Newly named dean of Jerry Falwell’s Liberty University theological seminary, Caner recently told the Associated Press he never said the prophet Muhammad was a pedophile possessed by demons and that his comments were misquoted.
“What I did say was that Muhammad at age 50 did marry a 6-year-old and the marriage was consummated when she was 9 years old,” Caner said in the story posted on his Web site. “Muslims are not hateful people.”
Another SBC leader, Richard Land of the Ethics & Religious Liberty Commission, also criticized the decision by the North Carolina church to post the controversial sign.

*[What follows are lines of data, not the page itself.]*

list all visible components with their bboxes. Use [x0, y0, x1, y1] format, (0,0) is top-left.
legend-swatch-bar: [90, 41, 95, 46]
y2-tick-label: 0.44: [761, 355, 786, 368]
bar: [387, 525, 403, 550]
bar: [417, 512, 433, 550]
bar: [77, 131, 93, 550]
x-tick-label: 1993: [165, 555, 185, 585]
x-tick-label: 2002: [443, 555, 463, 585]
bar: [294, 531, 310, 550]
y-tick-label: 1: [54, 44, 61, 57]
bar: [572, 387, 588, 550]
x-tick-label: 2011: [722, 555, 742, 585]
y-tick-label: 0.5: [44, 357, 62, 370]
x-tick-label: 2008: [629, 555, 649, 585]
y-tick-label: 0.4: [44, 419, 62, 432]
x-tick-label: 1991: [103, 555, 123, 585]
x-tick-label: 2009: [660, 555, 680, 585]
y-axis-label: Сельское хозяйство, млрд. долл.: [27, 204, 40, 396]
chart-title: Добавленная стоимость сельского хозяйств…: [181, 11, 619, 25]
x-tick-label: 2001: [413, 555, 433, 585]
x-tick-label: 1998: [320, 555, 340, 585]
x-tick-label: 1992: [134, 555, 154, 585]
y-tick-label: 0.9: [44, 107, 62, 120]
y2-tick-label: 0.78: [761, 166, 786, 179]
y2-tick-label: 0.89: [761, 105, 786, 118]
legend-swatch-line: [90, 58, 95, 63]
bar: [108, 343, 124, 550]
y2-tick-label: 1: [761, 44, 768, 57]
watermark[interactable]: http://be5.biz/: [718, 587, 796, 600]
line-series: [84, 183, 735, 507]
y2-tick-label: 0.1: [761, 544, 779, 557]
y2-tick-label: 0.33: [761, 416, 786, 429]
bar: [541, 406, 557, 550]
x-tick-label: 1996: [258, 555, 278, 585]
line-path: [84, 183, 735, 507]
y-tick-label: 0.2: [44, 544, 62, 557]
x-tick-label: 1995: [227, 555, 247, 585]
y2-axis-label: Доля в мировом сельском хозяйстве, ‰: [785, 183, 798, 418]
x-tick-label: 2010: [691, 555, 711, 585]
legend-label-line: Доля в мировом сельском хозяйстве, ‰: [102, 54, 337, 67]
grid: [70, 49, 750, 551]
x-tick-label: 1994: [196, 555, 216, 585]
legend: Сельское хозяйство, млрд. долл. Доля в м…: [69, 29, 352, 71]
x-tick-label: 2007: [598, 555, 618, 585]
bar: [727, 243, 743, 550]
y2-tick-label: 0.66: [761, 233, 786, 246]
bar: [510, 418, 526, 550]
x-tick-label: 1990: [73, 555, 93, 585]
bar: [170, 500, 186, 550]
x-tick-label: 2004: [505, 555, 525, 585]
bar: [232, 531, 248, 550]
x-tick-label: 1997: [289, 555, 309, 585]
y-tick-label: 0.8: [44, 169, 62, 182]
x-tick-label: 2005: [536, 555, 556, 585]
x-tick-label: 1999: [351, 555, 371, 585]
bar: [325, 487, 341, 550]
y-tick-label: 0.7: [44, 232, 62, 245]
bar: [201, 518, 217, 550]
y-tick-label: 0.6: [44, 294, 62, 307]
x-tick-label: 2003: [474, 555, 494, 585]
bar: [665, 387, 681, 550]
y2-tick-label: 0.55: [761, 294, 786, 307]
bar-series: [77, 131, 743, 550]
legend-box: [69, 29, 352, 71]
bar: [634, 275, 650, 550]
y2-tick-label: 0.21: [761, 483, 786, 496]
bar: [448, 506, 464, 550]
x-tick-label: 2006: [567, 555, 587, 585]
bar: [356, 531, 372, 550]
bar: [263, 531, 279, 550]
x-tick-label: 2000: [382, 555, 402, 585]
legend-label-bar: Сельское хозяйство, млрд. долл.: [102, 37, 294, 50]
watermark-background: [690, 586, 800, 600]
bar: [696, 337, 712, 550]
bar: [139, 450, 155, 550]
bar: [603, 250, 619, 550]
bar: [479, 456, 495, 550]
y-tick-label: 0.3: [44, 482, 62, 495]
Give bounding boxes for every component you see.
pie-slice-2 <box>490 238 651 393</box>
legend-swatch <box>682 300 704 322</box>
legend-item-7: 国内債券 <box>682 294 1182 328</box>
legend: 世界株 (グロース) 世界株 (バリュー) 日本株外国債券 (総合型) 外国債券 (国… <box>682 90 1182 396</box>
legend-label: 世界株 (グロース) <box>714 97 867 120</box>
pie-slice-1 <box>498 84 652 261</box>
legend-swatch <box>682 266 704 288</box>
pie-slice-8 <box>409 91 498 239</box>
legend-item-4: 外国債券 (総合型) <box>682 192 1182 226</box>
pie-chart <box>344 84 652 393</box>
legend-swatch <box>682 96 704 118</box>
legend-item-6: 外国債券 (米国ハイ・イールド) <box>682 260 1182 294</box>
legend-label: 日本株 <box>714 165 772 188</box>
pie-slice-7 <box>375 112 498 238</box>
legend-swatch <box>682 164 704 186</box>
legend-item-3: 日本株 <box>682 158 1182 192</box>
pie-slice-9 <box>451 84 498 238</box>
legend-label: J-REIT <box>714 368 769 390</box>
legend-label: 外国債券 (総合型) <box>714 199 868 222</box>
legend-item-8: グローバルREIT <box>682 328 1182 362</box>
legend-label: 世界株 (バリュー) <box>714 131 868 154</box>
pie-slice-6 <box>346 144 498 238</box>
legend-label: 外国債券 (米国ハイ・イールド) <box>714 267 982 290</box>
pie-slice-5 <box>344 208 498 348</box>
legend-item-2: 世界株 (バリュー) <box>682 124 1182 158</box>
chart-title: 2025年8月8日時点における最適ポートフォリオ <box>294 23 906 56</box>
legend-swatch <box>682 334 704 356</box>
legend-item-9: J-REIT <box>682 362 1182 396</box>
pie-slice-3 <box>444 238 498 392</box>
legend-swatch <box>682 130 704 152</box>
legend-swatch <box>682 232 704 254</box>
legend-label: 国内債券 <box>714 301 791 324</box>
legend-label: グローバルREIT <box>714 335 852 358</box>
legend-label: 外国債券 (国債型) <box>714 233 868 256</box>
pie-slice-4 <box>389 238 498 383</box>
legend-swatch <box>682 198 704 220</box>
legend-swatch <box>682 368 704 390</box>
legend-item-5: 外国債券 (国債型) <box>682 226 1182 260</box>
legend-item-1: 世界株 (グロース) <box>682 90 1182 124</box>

“If we want other people to respect our religious symbols and documents we need to respect the symbols and documents that they believe are sacred,” Land said in the Raleigh News & Observer. “What positive purpose does this serve? None. It’s not going to make it easier to evangelize Muslims or foster respect for our religious beliefs.”
Asked for a response to a demand by the Council on American-Islamic Relations for an apology from the SBC for Vines’ comments in 2002, Land said, “We don’t get our instructions from [them],” according to a report in Christianity Today.
“Southern Baptist fundamentalists are flip-flopping about Islam,” Robert Parham of the Baptist Center for Ethics said Wednesday. “They readily defended Jerry Vines’ harmful remarks. Now, they are back flipping away from Creighton Lovelace’s mean-spirited sign, attempting to sound civil and respectful.”
“After two decades of hateful comments about Muslims, Jews, Catholics, moderate Baptists, mainline Protestants and Democrats,” Parham predicted, “Southern Baptist leaders will find it impossible to convince the discerning public that they have left behind the hate that is synonymous with fundamentalism.”
Bob Allen is managing editor of EthicsDaily.com.